Arona: 290 expedientes para restaurar la legalidad en asentamientos informales
El Ayuntamiento de Arona gestiona más de 290 expedientes para restaurar la legalidad en asentamientos informales como Lomo Negro, con derribos pendientes, y Los Vivitos, donde busca contener su expansión temprana.
El Ayuntamiento de Arona se enfrenta a un complejo desafío urbanístico y social, gestionando más de 290 expedientes administrativos destinados a la restauración de la legalidad en asentamientos informales. Esta situación, según ha trascendido, obliga al consistorio a adoptar estrategias diferenciadas ante la consolidación y expansión de núcleos como Lomo Negro y Los Vivitos.
La experiencia de Lomo Negro, un asentamiento con más de tres décadas de antigüedad en suelo rústico junto a El Fraile y hogar de más de 1.500 personas, ilustra la complejidad de estas intervenciones. En octubre de 2024, una veintena de viviendas ilegales fueron objeto de órdenes de restitución para que las parcelas recuperasen su condición inicial en un plazo de dos meses. Los recursos contencioso-administrativos presentados por los afectados no prosperaron. Sin embargo, en abril de 2025, la Agencia Canaria de Protección del Medio Natural (ACPMN) suspendió los primeros derribos programados, alegando la incapacidad de asegurar la integridad del dispositivo tras la convocatoria de movilizaciones vecinales. La resolución del procedimiento recae ahora en la instancia judicial, pendiente de definir la modalidad de ejecución de dichas órdenes.
Con este precedente, el Ayuntamiento ha intensificado su capacidad de actuación en Los Vivitos, un enclave situado sobre Guaza y junto a la TF-1, cuyo crecimiento se ha acelerado en los últimos meses y donde residen alrededor de 200 personas. En este núcleo, se han abierto 107 expedientes, de los cuales el 96% ya han sido notificados, un paso crucial para avanzar en la instrucción y, en su caso, en las medidas de restablecimiento de la legalidad. La estrategia municipal pasa por iniciar los procedimientos en etapas tempranas, previniendo que las ocupaciones evolucionen hacia núcleos consolidados o parcelaciones que compliquen la reposición de la legalidad.
En paralelo, el Consistorio ha requerido formalmente a los propietarios de una de las parcelas afectadas —dos titulares con el 50% cada uno— el cumplimiento de su obligación legal de conservación y mantenimiento. Entre las medidas exigidas figuran el cerramiento perimetral y el control efectivo de los accesos a las parcelas, en su condición de responsables del estado y uso del suelo. Montserrat Ortega, directora ejecutiva de la ACPMN, ha señalado que el caso debe ser abordado desde una óptica que integre lo social y lo municipal. En este marco, se han celebrado reuniones técnicas con juristas y personal especializado para delimitar el reparto competencial. Tras el análisis y atendiendo a la tipología de las infraestructuras detectadas en Los Vivitos —en su mayoría estructuras precarias o construcciones sin consolidar—, se ha determinado que los expedientes deben sustanciarse en el ámbito de la disciplina urbanística de competencia municipal.

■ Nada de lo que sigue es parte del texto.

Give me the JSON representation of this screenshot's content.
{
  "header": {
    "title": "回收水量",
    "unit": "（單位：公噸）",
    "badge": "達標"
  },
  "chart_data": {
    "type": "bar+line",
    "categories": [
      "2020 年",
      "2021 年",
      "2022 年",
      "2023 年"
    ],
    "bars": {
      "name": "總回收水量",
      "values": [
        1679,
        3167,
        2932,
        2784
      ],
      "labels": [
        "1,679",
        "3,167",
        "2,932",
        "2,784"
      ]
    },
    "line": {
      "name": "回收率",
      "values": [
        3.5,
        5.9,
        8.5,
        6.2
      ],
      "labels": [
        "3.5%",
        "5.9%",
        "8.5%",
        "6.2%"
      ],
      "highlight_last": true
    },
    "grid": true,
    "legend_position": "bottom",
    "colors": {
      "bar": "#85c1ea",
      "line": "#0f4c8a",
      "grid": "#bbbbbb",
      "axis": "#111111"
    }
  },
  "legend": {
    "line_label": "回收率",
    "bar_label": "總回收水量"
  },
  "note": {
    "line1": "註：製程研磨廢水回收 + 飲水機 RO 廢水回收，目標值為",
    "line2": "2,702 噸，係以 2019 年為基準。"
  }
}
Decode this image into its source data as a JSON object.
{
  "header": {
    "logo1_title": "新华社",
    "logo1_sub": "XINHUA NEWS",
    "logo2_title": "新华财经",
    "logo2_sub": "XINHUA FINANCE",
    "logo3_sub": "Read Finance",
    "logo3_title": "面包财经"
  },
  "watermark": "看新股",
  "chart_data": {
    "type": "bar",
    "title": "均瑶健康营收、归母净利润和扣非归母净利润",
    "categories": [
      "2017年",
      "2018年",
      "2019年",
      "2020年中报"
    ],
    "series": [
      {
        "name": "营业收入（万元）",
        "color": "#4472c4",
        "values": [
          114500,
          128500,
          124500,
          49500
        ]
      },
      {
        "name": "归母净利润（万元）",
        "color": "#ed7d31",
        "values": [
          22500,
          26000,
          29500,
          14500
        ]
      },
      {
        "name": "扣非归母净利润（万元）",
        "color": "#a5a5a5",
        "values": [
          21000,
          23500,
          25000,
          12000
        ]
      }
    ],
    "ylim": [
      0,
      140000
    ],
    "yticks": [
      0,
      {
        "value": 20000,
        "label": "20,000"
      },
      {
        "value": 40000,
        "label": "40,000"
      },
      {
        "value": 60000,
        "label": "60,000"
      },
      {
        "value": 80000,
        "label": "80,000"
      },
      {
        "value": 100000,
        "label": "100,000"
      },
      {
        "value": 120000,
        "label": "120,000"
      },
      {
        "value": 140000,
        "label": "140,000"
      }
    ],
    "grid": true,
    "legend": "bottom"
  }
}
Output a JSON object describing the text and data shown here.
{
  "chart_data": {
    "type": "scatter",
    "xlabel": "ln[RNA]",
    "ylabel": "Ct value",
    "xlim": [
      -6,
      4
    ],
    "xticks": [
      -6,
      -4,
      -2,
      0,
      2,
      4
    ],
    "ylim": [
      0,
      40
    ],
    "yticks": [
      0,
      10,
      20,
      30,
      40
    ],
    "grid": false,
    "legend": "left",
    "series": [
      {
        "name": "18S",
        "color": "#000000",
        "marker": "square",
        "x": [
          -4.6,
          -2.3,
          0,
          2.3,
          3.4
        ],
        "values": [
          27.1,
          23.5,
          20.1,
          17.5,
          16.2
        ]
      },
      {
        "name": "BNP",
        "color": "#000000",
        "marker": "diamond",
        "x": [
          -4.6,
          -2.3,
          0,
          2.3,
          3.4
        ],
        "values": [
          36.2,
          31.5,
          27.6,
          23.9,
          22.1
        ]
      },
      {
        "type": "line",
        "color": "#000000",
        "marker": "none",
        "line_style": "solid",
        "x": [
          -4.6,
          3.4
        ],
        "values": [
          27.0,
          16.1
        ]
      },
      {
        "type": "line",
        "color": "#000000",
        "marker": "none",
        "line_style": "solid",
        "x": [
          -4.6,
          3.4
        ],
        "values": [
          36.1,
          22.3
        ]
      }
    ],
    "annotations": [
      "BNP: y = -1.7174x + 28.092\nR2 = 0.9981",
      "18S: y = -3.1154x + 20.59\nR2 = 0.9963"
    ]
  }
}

El fenómeno del chabolismo y, en términos más amplios, de los asentamientos informales, ha reactivado el debate sobre la gestión de estas realidades en un contexto de escasez habitacional y fuerte presión turística en el Archipiélago. Ante este escenario, algunos municipios canarios han afrontado problemáticas similares articulando la disciplina urbanística con iniciativas de índole social. Es el caso de San Bartolomé de Tirajana, en Gran Canaria, que ha impulsado actuaciones orientadas a abordar el sinhogarismo y ofrecer alternativas habitacionales. La Concejalía de Servicios Sociales de este consistorio elaboró en 2025 un informe social sobre las personas sin hogar en el municipio, con el objetivo de obtener una imagen precisa de su situación, sentando las bases para el diseño de políticas públicas efectivas y adaptadas. Del estudio se desprende que el 86,5% de las personas en situación de sinhogarismo procede de fuera del municipio, un dato que, según el gobierno local, apoya la hipótesis de que el fenómeno no es de origen puramente local, sino que obedece a dinámicas territoriales y de movilidad interna en el Archipiélago. Esta hipótesis, con indicadores similares, se extiende a otros municipios de distintas islas, aunque no siempre respaldada por estudios sociales específicos.
Con más de 290 expedientes abiertos y órdenes de demolición pendientes de ejecución judicial en Lomo Negro, Arona trata ahora de contener la expansión de los asentamientos en una fase temprana, buscando evitar la consolidación de nuevas ocupaciones.